12 octobre 2016

Merci, Mr. Trump!

C'est évidemment très jouissif de regarder une droite américaine rétrograde et nombriliste se déchirer à belles dents tandis que Hillary Clinton, première femme candidate d'un grand parti (mais également personnage bourré de snobisme, de roublardise et d'ambition et très mauvaise politicienne de campagne, ne l'oublions pas) vogue sans efforts vers une victoire plus large qu'elle ne pouvait jamais en avoir rêvé. Mais cela n'interdit pas de réfléchir aussi à la signification plus profonde et plus durable de cette très curieuse campagne présidentielle américaine.
En particulier, je soupçonne que tous les vrais progressistes, aux USA mais aussi ailleurs, vont avoir une grande dette de reconnaissance envers Donald Trump. Il ne l'a sans doute pas fait exprès, mais sa candidature hors norme — combinée à celle de Bernie Sanders, il faut le souligner — aura fortement contribué à faire voler en éclats le carcan hypocrite et paralysant d'un rigide bipartisme qui bloquait toute évolution constructive du système et de la mentalité politique à Washington. On peut désormais espérer qu'avec un peu de chance, de nouvelles possibilités d'expression et d'action vont germer sur les ruines d'un «Grand Old Party» Républicain qui ne mérite plus depuis longtemps ni son nom ni son label.

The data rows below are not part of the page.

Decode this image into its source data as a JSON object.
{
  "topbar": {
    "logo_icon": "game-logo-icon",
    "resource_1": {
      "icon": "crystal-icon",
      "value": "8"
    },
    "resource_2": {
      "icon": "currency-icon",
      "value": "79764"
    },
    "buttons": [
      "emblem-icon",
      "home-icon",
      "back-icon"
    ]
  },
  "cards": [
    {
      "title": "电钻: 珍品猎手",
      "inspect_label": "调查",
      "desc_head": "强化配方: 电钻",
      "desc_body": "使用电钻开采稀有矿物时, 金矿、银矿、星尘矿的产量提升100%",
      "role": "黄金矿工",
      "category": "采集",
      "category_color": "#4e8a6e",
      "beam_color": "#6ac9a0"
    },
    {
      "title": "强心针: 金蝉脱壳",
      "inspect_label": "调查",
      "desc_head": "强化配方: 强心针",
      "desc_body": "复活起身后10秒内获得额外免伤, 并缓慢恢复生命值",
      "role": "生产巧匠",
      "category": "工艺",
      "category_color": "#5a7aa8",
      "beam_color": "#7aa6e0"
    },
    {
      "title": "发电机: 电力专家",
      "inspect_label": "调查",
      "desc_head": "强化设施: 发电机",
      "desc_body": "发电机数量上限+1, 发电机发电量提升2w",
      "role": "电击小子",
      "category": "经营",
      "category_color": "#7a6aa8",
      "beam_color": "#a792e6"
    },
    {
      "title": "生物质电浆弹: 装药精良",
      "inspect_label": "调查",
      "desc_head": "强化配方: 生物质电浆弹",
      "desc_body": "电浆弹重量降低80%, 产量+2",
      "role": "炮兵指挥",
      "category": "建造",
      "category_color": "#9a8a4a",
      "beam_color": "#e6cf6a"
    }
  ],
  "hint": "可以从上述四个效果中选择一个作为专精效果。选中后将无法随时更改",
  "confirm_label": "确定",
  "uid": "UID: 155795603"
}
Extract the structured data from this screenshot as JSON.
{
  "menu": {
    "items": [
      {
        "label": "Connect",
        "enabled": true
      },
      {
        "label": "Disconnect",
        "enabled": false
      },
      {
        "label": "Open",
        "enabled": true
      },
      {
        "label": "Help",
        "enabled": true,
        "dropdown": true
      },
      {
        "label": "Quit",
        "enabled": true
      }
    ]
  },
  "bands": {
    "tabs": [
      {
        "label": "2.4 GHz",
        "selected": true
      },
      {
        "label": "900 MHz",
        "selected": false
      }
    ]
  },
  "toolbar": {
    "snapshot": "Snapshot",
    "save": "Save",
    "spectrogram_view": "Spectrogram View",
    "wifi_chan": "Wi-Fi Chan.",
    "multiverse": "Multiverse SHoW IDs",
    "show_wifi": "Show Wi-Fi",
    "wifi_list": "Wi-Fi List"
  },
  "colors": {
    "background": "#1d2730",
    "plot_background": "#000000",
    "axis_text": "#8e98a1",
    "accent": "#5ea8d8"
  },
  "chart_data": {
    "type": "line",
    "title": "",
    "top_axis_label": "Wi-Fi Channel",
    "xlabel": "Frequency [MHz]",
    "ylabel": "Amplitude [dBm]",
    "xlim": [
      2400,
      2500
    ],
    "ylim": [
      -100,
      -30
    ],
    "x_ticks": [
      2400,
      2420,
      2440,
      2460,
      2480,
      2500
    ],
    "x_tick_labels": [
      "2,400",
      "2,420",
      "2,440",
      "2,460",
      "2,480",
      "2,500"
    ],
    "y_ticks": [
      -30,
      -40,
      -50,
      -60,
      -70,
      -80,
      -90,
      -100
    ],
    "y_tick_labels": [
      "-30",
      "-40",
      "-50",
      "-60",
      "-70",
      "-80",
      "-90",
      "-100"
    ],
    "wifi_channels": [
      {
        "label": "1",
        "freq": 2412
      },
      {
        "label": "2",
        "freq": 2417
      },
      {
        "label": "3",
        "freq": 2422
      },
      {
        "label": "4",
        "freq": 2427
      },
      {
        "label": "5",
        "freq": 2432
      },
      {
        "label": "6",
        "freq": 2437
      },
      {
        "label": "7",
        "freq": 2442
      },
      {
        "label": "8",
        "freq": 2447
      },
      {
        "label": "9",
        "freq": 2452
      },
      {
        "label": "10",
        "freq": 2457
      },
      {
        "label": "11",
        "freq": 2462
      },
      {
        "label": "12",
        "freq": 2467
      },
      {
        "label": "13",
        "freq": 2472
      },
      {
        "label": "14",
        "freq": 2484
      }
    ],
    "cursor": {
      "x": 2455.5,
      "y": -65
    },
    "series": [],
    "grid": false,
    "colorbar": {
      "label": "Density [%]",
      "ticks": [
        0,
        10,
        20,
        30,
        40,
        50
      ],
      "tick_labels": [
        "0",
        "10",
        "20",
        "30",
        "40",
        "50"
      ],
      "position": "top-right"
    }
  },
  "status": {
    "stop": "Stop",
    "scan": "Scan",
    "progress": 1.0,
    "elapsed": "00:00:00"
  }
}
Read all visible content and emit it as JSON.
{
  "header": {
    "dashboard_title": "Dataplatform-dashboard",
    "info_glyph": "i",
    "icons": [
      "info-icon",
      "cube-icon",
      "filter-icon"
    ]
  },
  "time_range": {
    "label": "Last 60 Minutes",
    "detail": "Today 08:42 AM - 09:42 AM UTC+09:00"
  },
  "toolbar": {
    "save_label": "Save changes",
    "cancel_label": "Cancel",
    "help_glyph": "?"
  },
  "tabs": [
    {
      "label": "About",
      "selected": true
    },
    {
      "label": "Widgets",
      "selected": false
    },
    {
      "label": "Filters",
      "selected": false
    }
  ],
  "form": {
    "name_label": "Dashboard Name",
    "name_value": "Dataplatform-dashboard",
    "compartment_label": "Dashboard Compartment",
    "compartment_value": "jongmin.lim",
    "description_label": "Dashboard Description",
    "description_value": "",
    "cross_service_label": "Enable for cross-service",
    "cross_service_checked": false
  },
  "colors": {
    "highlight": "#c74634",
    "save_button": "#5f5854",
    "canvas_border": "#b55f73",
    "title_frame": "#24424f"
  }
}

Ceci est d'autant plus vraisemblable qu'il se pourrait bien que les Démocrates aussi ne s'en sortent pas indemnes, même si leur triomphe est total et que leurs élus reprennent le contrôle du Sénat et de la Chambre, ce qui est de plus en plus envisageable. Les immenses attentes populistes (dans le bon sens du terme) soulevées par les succès imprévus de «Bernie» et le (timide) virage à gauche qu'ils ont imprimé au programme de Mme Clinton vont probablement être rapidement déçues par un establishment «libéral» qui ne prend jamais au sérieux des promesses n'ayant pour but que de s'assurer du pouvoir et qui va certainement, le couple Clinton en tête, rentrer au bercail de ses rapports privilégiés avec Wall Street et les bailleurs de fonds milliardaires. N'oublions pas que ce prévisible désenchantement populaire va suivre de près celui qu'avait ressenti l'électorat progressiste après l'élection de Barack Obama il y a huit ans et qui n'a que partiellement été apaisé par une fin de règne plus ouverte et plus sympathique. On peut imaginer qu'au sein même du parti,  et encore plus à sa périphérie, va s'élever une nouvelle génération d'activistes, et pourquoi pas d'élus, beaucoup moins gênés d'adopter des positions plus à gauche, maintenant que le sénateur du Vermont a crevé le «plafond de verre» qui interdisait même de prononcer le mot socialisme, d'imaginer des solutions solidaires et collectives à des problèmes collectifs et d'utiliser la force de l'État pour autre chose qu'écrabouiller des «ennemis» externes.
Ce mouvement pourrait être renforcé par des alliances circonstancielles à droite, avec la proportion assez importante des partisans de Donald Trump qui étaient séduits non par un programme incohérent et imprécis, mais par un discours anti-élitiste bien en résonance avec celui des «Bernistes». Les plus lucides de ces électeurs devraient avoir compris, à la lumière des scandaleuses péripéties des derniers jours, que les soi-disant principes libertariens et constitutionnalistes des diverses factions Républicaines ne faisaient que maquiller une soif éhontée de pouvoir, prête à toutes les compromissions (notamment celle de se boucher le nez pour appuyer un bouffon nauséabond comme Donald Trump) afin d'y accéder. Et donc que les défauts et les hypocrisies qu'ils reprochaient aux Démocrates étaient tout aussi présentes et aussi immorales dans leur propre camp.
Si cela se produit — et il n'est plus totalement absurde de l'imaginer — nous pourons avec raison dire «Merci, Mr. Trump»!